In een dergelijk geval dient de rechter eerst het verzoek om vervangende toestemming te beoordelen aan de hand van de maatstaven van art. 1:204 leden 3-4 BW. Indien hij dat verzoek toewijsbaar acht, dient hij vervolgens het verzoek over het gezag te beoordelen aan de hand van de maatstaven van art. 1:253c leden 2-4 BW. De rechter is niet gehouden op deze verzoeken te beslissen in aparte procedures.
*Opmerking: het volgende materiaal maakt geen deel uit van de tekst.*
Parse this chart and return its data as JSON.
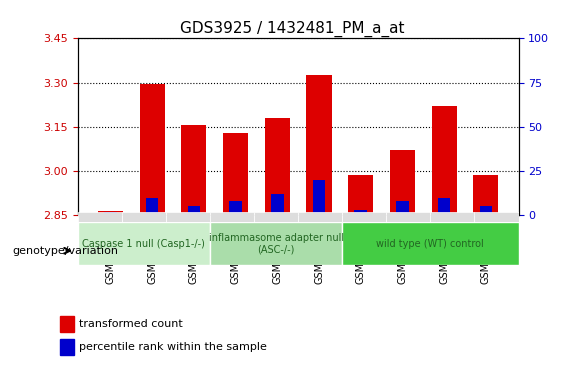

Wel dient de rechter, mede met het oog op de betrouwbaarheid van de openbare registers als bedoeld in art. 1:244 BW, te voorkomen dat hij het verzoek over het gezag toewijst, maar de erkenning van het kind – op de grondslag van de vervangende toestemming – achterwege blijft. De rechter kan dit onder meer bewerkstelligen door in een tussenuitspraak vervangende toestemming voor de erkenning van het kind te verlenen en de zaak op het punt van het gezag over het kind aan te houden totdat de akte van erkenning in het geding is gebracht.

3.1.3

Het hof heeft het vorenstaande niet miskend. Het heeft in zijn uitspraak (i) met inachtneming van de maatstaf van art. 1:204 lid 3 BW vervangende toestemming voor de erkenning van de minderjarige verleend, (ii) aan de toewijzing van het verzoek om de ouders met het gezamenlijk gezag over de minderjarige te belasten, die berust op toepassing van de maatstaf van art. 1:253c lid 2 BW, de opschortende voorwaarde verbonden dat – kort gezegd – de akte van erkenning van de minderjarige is opgemaakt, en (iii) de griffier opgedragen een afschrift van de uitspraak van het hof niet eerder dan drie maanden na de dag van de uitspraak toe te zenden aan de griffier van de rechtbank, ter attentie van het openbaar register. Door de (hiervoor onder (ii) bedoelde) opschortende voorwaarde is voldoende gewaarborgd dat de toekenning van het gezamenlijk gezag aan de ouders zonder rechtsgevolg blijft indien de vader achterwege laat de minderjarige te erkennen. Door de (hiervoor onder (iii) bedoelde) termijn van drie maanden is voldoende gewaarborgd dat de toekenning van het gezamenlijk gezag pas uit de openbare registers kenbaar is nadat aan de opschortende voorwaarde is voldaan. Indien niet aan de opschortende voorwaarde is voldaan, zal dat eveneens uit de openbare registers kenbaar zijn, omdat ook de erkenning met vervangende toestemming van de rechter, bedoeld in art. 1:251b lid 2, aanhef en onder b, BW, in de openbare registers dient te worden aangetekend (art. 1:251b lid 2, laatste zin, BW en art. 2, aanhef en onder g, Besluit gezagsregisters).

3.1.4

Op het vorenstaande stuit de hiervoor in 3.1.1 weergegeven klacht af.

3.2

De overige klachten van het middel kunnen evenmin tot cassatie leiden. De Hoge Raad hoeft niet te motiveren waarom hij tot dit oordeel is gekomen. Bij de beoordeling van deze klachten is het namelijk niet nodig om antwoord te geven op vragen die van belang zijn voor de eenheid of de ontwikkeling van het recht (zie art. 81 lid 1 RO) .

4Beslissing

De Hoge Raad verwerpt het beroep.

Deze beschikking is gegeven door de vicepresident M.V. Polak als voorzitter en de raadsheren C.E. du Perron, A.E.B. ter Heide, G.C. Makkink en K. Teuben, en in het openbaar uitgesproken door de raadsheer A.E.B. ter Heide op 5 december 2025.

1

Gerechtshof Den Haag 18 december 2024, ECLI:NL:GHDHA:2024:2472.